Heute ist Zürcher der Initiant
für einen Gedenkstein. Dank der Unterstützung durch die
Waldgenossenschaft und Sponsoren, allen voran die Firma Vanoli und das
Bauamt der Gemeinde Steinhausen, konnte der Stein an einer günstigen Lage
und einem eigens dafür geschaffenen Platz aufgestellt
werden. Eine
Tafel enthält die wichtigsten Informationen, und eine Sitzbank lädt zum
Verweilen ein. Der Platz befindet sich an der Stelle, wo vor 58 Jahren die
polnischen Soldaten zwei Hektaren Waldfläche rodeten, welche die
Waldgenossenschaft im Rahmen des Plans von Bundesrat Wahlen für den
Kartoffelanbau bereitstellen musste. Schweiz
als Heimat Der Gedenkstein wurde von Aurelia Krynica als Vertreterin des polnischen Konsulats enthüllt und von Wlodzimierz Czerwinski von der katholischen polnischen Mission in Zürich eingesegnet. Von den etwa 70 ehemaligen Internierten, die am Ende des Zweiten Weltkrieges in der Schweiz blieben und heute noch leben, nahmen fünf an der Gedenkfeier im Bann teil. Jan Bem sprach im Namen seiner Kameraden. „Es war wie im Paradies“, schildert er noch heute den Empfang, den er als Junger Offiziersaspirant nach den Strapazen des Krieges in der Schweiz erlebte. Die Jungen Polen dankten die Gastfreundschaft mit einem vielfältigen Arbeitseinsatz in der Landwirtschaft, im Strassenbau und sogar in der Erz- und Kohlenförderung. Rund 500 von ihnen blieben nach Kriegsende hier. Einer von ihnen war Jerzy Rucki, mit dessen Hilfe Anton Zürcher das Vorhaben des Gedenksteins in die Wege leitete.
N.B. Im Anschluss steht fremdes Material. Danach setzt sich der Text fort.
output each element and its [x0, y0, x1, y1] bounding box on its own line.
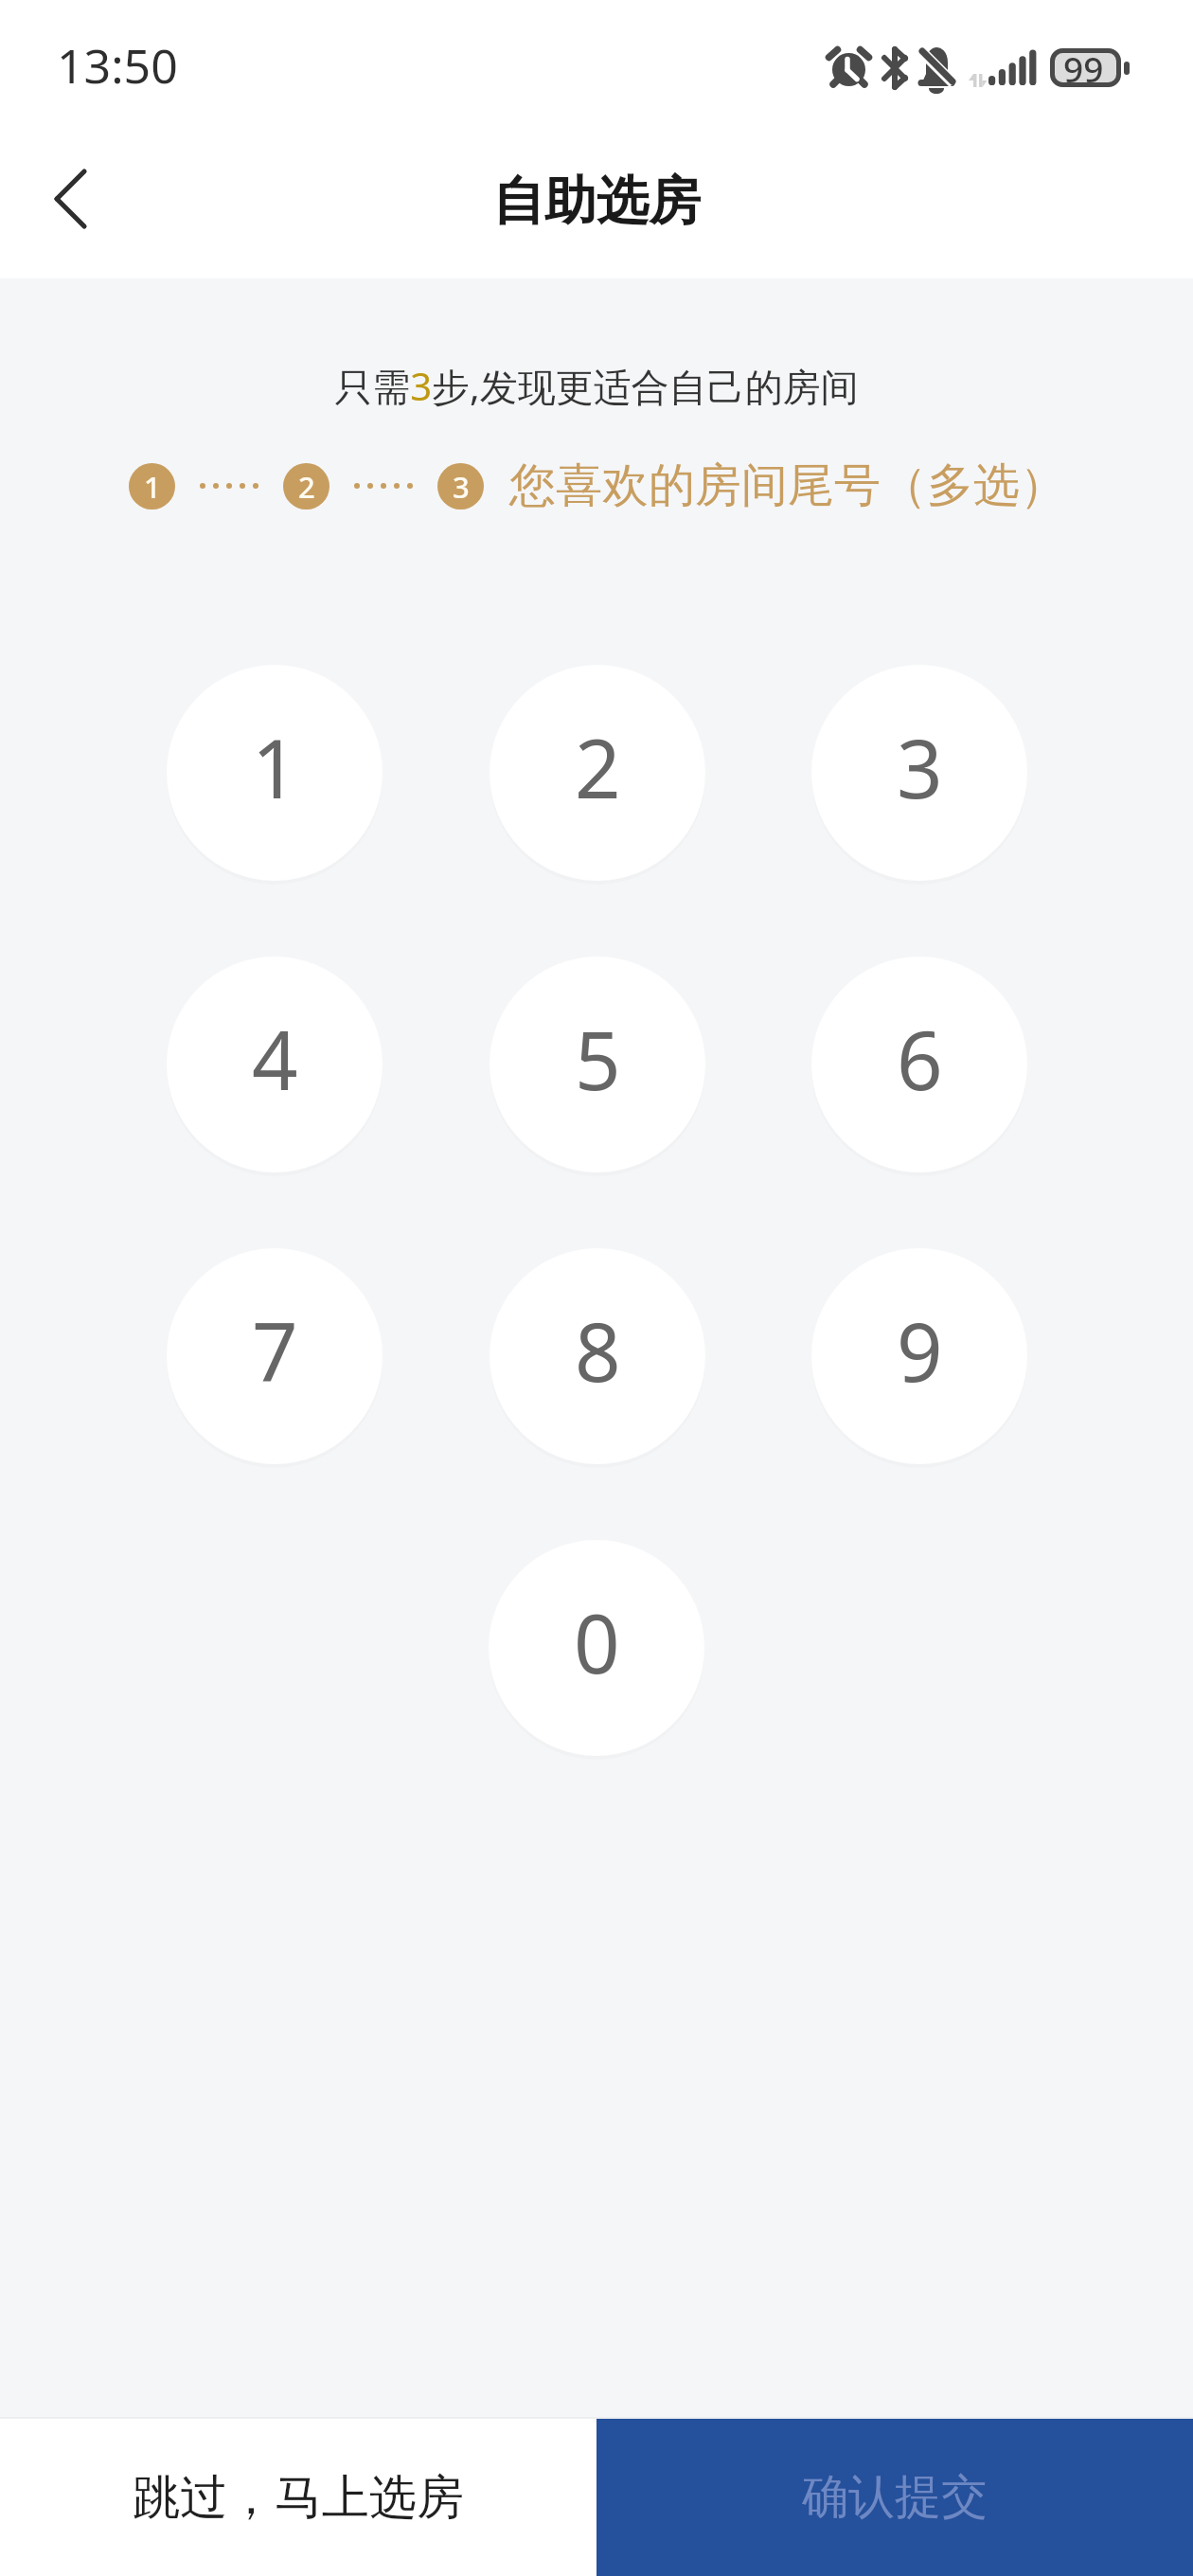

Rucki hat sich eingehend mit der Situation der internierten Polen beschäftigt und mit seinem Buch «Die Schweiz im Licht, die Schweiz ins Schatten» einen wichtigen Beitrag zur Aufarbeitung dieser Ereignisse geleistet. Leider ist er vor vier Wochen verstorben; somit blieb ihm die Teilnahme an der Feier in Steinhausen versagt, auf die er sich sehr gefreut, haben soll.